There was a deathly silence in that vast hall of a thousand-plus data mining and artificial intelligence practitioners in New York City recently when the speaker made the following statement: ‘If you reject a consumer loan application and the consumer asks why her loan was rejected, you will get into regulatory trouble if you say, ‘I don’t know, the algorithm did it’.’
Considering that the conclusions that algorithms make, be it in loan approvals or in deciding which stock a hedge fund should buy or sell, or in health care, are treated as sacred truths, this sudden demand for ‘explanations’ sounded like a thunderbolt from the sky.
In viewing this emerging debate, it is important to go back to the foundational years of statistics, the methods of which lie at the heart of today’s Machine Learning and Artificial Intelligence and Karl Pearson, in the Britain of the 1880s.
His ‘correlation coefficient’, which is the first baby step that anyone who studies statistics takes even at the school level. It, for example, helps you determine whether glucose level in humans increases with age.
Given the level of glucose in the blood of individuals of, say, a dozen people of different ages, it helps us calculate whether age and glucose level are ‘correlated’.
Pearson, in the England of the 1880s, went on to define a great many other things, which serve as the foundation of the science of statistics and its contemporary version, Machine Learning and Artificial Intelligence, such as principal component analysis, the chi-squared test and the histogram.
These statistical tools that we revere so much even today were essentially used to put a scientific basis to propagate ‘eugenics’, the belief that human beings come from different races and that there are ‘inferior’ races and ‘superior’ races and that no amount of training or education could improve a person of an ‘inferior’ race.
From those early days, as the 20th century progressed, statistics was enlisted for many other causes, including the computation of the gross domestic product, that one number which is nowadays used to conclude how well or badly a country and its government are doing.
By the 1950s statisticians were sitting at the highest policy making circles and helped created five-year plans.
With the general disenchantment with economic planning in the late 1980s and fervour about ‘free markets’ and ‘competition’, statistics and jobs for statisticians took a back seat, but in our contemporary era, young men and women with felicity in statistics get the highest starting salaries after graduation and with the advent of Machine Learning and Artificial Intelligence (the contemporary high-sounding words for statistics) this trend has accentuated many-fold.

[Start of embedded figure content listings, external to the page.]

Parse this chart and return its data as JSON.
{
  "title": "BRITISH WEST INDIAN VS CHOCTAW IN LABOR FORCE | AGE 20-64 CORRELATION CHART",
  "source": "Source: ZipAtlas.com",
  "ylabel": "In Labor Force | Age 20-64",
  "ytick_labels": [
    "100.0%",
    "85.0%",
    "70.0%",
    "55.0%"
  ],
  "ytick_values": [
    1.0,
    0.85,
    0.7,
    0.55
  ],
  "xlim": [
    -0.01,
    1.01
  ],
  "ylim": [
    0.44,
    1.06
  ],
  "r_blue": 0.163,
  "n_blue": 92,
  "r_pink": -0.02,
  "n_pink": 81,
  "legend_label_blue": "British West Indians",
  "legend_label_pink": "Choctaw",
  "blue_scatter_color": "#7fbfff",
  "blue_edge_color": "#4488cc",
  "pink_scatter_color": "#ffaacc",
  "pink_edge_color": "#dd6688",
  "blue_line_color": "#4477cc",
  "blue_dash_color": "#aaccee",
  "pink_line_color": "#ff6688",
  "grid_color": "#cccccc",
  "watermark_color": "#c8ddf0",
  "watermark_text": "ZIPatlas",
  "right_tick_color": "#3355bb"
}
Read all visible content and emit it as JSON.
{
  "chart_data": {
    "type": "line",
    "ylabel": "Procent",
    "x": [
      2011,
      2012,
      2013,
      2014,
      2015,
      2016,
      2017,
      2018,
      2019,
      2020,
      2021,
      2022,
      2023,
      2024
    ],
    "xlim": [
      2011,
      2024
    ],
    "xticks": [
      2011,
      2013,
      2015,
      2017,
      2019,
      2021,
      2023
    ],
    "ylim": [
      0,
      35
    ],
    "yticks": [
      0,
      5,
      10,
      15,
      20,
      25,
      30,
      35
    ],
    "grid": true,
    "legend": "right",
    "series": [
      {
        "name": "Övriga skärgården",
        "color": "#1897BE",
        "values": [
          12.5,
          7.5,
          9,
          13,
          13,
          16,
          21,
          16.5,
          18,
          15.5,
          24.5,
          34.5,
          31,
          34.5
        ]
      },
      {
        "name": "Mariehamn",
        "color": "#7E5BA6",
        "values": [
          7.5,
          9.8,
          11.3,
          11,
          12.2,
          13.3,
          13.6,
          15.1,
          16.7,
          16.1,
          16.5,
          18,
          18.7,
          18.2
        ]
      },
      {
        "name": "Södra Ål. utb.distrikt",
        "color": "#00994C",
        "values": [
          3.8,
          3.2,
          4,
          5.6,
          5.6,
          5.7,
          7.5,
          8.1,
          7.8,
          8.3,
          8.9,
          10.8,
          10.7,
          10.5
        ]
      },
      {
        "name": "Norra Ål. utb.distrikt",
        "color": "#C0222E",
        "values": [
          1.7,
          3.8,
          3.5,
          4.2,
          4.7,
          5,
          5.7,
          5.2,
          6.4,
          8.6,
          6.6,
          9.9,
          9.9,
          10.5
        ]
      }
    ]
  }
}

At the core of these ultra-fashionable disciplines lies the work of Pearson and his contemporaries of the 1890s: Correlations, regressions and so on.
But, just as these late 19th century tools return to prominence, so have the questions about ‘explainability’, spelling out the reasons for a conclusion about, say, why a loan application was rejected, something which goes beyond saying that ‘the algorithm says so’.
Mridul Mishra of Fidelity Investments, at the same conference, offered some suggestions about what ‘explainability’ could be — what makes a ‘good’ explanation for the conclusions of an algorithm. First, he said, try ‘contrastiveness’, if an input into the algorithm changes.
For example, if the percentage of one’s salary that a loan applicant saves every month increases by, say, 10 per cent, does the algorithm spit out a ‘loan approved’ conclusion.
If yes, the ‘explanation’ for the loan rejection by the algorithm is that the loan applicant is not saving enough.
He spelt out several other ways of providing a ‘good’ explanation. (For the record: Counterfactual explanations, Bin-based explanations, Shapely Value explanations and so on). In other words, creating ‘explanations’ for the output of an algorithm is itself rising to an industry status!
While one cannot quarrel with the desire for ‘good’ explanations, I can anticipate some interesting debates in the immediate future. For example, if an IIM applicant’s CAT exam score is 85th percentile and he is rejected, what answer can we give him if he asks for an ‘explanation’ — that there is statistical evidence that the higher a person’s CAT exam score, the better he will be as a manager when he graduates from an IIM? (Having studied this issue, I can safely tell you that no such correlation exists).
Similar questions may get raised about all the various ‘weeding out’ exam scores that we use in our country for promoting kids in schools, admitting them to colleges and so on.
What will be the ‘good’ explanations? That high school exam score is correlated with the literacy level and a minimum income level of parents?
If that turns out to be true, are high-school exam scores merely a measure of the social origin of a kid?
Such debates are, at present, confined to the esoteric world of tech conferences, but I can see interesting debates (and battles) ahead, once our courts start backing the demand for ‘good explanations’ for conclusions made by algorithms.